The occasional diatribes in the Skippy strip became more frequent, more surreal. Some days were almost solid dialogue. In the past, Crosby had been able to move from one discipline to another—painting, writing, cartooning, and politics. Now, under extreme mental stress, the boundaries became blurred, and one intruded into the other to the detriment of all. … [A]fter long negotiations, Crosby and King Features were unable to agree on a new contract. On December 8, 1945, Crosby's fifty-fourth birthday, Skippy, aged twenty, died.

==Later years (1945–64)==
In his later years, Crosby's alcoholism contributed to the cartoonist being unable to find employment. His wife Carolyn returned to work as a nurse and dietitian. Efforts to revive Skippy went nowhere.

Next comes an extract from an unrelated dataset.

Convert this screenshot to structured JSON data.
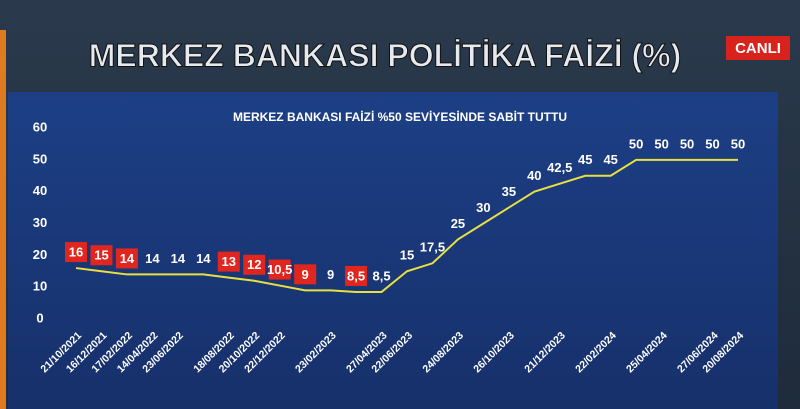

In December 1948, Crosby was committed to the psychiatric ward of Bellevue Hospital after attempting suicide following the death of his mother. In January 1949, he was transferred to the mental ward at Kings Park Veterans' Hospital, in Kings Park, New York, where he was declared a paranoid schizophrenic. His confinement was authorized by Arthur Soper, an uncle of Crosby's wife.

Though he would spend the last 16 years of his life institutionalized, Crosby continued to produce artwork and manuscripts, though no work was published and it is uncertain how much was sent to publishers by the hospital staff, through whom all mail had to be vetted. Carolyn, a diabetic whose workday began at 5:30 a.m., was unable to obtain legal counsel or the help of friends to try to secure Crosby's release.

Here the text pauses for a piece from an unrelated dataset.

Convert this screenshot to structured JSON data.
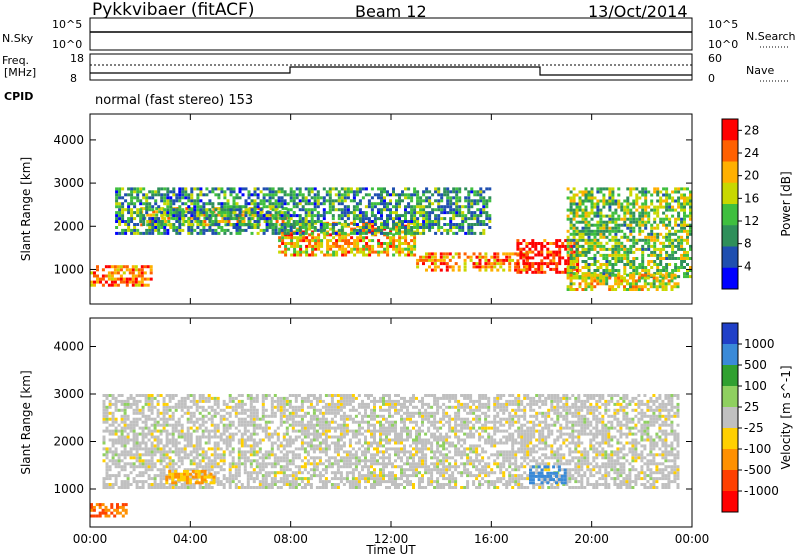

Crosby's estranged daughters Barbara and Joan had graduated from Vassar College, and Carol from the Rhode Island School of Design, without having known of their father's whereabouts; son Skip had become a geologist. Crosby had received infrequent visits from his two sisters, and from his cartoonist friend Rube Goldberg. Carolyn, whose failing health had eventually precluded visits, died November 8, 1959.

On December 8, 1964, after a heart attack that had left him in a coma for months, Crosby died in the asylum on his 73rd birthday. He was buried in Pine Lawn Veterans' Cemetery on Long Island.